Execution of contractual documentation

Treviso, 14 November 2022 - With reference to the voluntary public tender offer (the "Offer") for the ordinary shares (the "Shares") in Atlantia S.p.A. ("Atlantia") launched by Schema Alfa S.p.A. (the "Offeror"), the Offeror hereby informs that, on 13 November 2022:

  1. Edizione S.p.A. ("Edizione"), Sintonia S.p.A. ("Sintonia"), Blackstone Infrastructure Associates (LUX) Hogan S.à r.l. (the "Investor"), BIP-V Hogan (LUX) SCSp (the "BIP TopCo1"), BIP Hogan
    (LUX) SCSp (the "BIP TopCo2" and with the BIP TopCo1, collectively, the "BIP TopCo"), Schemaquarantadue S.p.A. ("HoldCo") and the Offeror entered into an amended and restated investment and partnership agreement (the "Amended and Restated I&PA"), amending and restating the original investment and partnership agreement entered into by and among them on 14 April 2022 (the "Original I&PA").

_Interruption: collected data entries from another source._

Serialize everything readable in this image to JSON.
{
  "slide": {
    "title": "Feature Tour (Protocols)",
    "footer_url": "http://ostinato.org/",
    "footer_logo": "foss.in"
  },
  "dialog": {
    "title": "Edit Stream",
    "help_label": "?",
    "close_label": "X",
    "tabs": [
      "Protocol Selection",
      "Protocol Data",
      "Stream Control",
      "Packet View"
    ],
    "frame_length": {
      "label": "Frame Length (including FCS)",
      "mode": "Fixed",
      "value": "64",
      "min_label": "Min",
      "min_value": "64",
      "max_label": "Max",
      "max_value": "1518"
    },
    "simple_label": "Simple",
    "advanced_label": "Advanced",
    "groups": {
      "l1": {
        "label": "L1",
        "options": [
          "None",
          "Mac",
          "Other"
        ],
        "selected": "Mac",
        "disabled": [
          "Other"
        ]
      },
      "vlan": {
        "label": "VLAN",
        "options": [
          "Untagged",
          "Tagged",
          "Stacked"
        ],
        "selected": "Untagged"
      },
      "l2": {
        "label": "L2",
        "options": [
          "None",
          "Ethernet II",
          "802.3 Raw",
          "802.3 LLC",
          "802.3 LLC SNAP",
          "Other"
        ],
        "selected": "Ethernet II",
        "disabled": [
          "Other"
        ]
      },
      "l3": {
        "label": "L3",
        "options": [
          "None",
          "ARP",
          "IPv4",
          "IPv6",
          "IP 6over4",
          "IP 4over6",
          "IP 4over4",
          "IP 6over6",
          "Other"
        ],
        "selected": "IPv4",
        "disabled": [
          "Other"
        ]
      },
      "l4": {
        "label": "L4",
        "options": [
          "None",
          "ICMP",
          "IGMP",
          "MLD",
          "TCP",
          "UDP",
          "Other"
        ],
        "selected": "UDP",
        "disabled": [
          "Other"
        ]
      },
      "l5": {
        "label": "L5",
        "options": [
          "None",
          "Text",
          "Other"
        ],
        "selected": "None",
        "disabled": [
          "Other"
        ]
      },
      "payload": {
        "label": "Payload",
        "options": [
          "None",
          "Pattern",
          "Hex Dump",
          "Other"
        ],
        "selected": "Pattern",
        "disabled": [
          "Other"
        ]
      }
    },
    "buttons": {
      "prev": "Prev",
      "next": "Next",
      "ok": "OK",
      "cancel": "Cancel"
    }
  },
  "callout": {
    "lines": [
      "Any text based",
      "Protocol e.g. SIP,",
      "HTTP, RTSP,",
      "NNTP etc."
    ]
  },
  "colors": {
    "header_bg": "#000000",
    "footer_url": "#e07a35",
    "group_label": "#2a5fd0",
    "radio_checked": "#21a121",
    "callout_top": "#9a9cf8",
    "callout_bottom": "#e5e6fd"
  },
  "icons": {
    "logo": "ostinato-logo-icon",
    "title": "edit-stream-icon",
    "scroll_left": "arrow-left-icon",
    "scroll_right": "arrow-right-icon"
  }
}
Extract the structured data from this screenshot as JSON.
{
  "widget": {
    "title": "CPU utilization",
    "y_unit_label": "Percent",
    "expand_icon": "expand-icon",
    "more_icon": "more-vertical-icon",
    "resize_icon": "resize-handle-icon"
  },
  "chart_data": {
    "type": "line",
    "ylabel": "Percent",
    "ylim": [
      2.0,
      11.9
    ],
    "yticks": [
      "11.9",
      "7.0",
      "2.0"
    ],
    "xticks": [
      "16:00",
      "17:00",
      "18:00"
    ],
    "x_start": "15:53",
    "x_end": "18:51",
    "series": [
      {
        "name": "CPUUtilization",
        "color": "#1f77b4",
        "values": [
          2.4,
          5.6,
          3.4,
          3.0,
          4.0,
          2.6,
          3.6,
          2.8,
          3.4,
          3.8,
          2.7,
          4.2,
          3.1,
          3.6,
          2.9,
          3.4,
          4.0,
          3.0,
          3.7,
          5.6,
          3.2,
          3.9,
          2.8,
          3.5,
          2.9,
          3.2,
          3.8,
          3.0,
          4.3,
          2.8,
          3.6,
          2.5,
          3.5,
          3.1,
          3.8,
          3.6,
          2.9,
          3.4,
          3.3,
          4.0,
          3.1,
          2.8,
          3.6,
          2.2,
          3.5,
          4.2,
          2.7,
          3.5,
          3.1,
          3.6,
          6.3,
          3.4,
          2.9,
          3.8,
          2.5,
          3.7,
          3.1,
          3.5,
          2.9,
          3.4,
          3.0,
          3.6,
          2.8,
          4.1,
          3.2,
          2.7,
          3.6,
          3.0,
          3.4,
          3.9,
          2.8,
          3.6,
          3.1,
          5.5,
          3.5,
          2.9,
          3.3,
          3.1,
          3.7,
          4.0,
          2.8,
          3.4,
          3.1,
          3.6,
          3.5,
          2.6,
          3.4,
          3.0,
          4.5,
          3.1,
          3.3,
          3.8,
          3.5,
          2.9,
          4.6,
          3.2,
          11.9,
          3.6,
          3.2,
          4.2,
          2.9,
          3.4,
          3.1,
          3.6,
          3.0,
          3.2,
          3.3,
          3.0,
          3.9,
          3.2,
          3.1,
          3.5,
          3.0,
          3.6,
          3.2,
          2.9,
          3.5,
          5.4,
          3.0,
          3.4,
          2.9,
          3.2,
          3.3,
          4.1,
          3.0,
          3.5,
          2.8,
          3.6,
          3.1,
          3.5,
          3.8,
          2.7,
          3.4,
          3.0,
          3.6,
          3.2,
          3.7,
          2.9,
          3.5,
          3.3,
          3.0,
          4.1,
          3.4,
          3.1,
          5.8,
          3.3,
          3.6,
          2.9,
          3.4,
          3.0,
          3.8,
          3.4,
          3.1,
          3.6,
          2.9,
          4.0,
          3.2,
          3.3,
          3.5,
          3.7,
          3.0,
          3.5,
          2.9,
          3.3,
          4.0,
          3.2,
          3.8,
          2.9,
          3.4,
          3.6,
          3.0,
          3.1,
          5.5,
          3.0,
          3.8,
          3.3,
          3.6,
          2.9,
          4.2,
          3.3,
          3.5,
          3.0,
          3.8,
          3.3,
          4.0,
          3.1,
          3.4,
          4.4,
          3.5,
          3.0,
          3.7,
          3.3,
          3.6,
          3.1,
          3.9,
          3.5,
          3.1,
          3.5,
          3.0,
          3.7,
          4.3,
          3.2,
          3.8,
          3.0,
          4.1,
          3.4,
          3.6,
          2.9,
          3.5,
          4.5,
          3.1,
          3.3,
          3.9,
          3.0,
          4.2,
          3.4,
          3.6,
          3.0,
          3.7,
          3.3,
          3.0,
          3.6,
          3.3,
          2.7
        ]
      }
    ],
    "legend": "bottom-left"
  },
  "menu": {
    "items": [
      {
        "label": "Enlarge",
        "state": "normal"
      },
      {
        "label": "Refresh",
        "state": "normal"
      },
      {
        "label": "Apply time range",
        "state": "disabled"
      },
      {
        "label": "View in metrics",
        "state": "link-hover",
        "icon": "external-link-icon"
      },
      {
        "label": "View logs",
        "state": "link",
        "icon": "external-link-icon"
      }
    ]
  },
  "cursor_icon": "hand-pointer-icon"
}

Terms and conditions of the Amended and Restated I&PA are substantially in line with those already set forth in the Original I&PA and the amendments made are mainly aimed at defining in greater detail, inter alia, the completion of the Offer and the obligations and undertakings connected with and consequent to such completion;
  2. the Offeror, HoldCo and Fondazione Cassa di Risparmio di Torino ("Fondazione CRT") entered into an amended agreement (the "Amended CRT Agreement") of the commitment of Fondazione CRT to join the Offer and reinvest in HoldCo, entered into by and among them on 14 April 2022 (the "Original CRT Agreement"). Terms and conditions of the Amended CRT Agreement are substantially in line with those already set forth in the Original CRT Agreement, and the amendments made are mainly aimed at defining in greater detail the terms of the reinvestment of Fondazione CRT in HoldCo and keeping the terms of the Original CRT Agreement aligned with those set forth in the Amended and Restated I&PA; and
  3. Edizione, Sintonia, the Investor, the BIP TopCo and Fondazione CRT entered into the shareholders' agreement (the "Shareholders' Agreement") - attached to the Amended and Restated I&PA and substantially in line with the form already attached to the Original I&PA - governing, inter alia, the respective relationships of Edizione, Sintonia, the Investor, the BIP TopCo and Fondazione CRT as direct or indirect shareholders of HoldCo, the Offeror, Atlantia, as well as the other entities of the Atlantia Group.

For further information concerning the Original I&PA, please refer to the essential information pursuant to Articles 122 of the Legislative Decree no. 58 dated 24 February 1998 (the "CFA") and 130 of the Issuers' Regulation, as published in accordance with applicable laws and regulations.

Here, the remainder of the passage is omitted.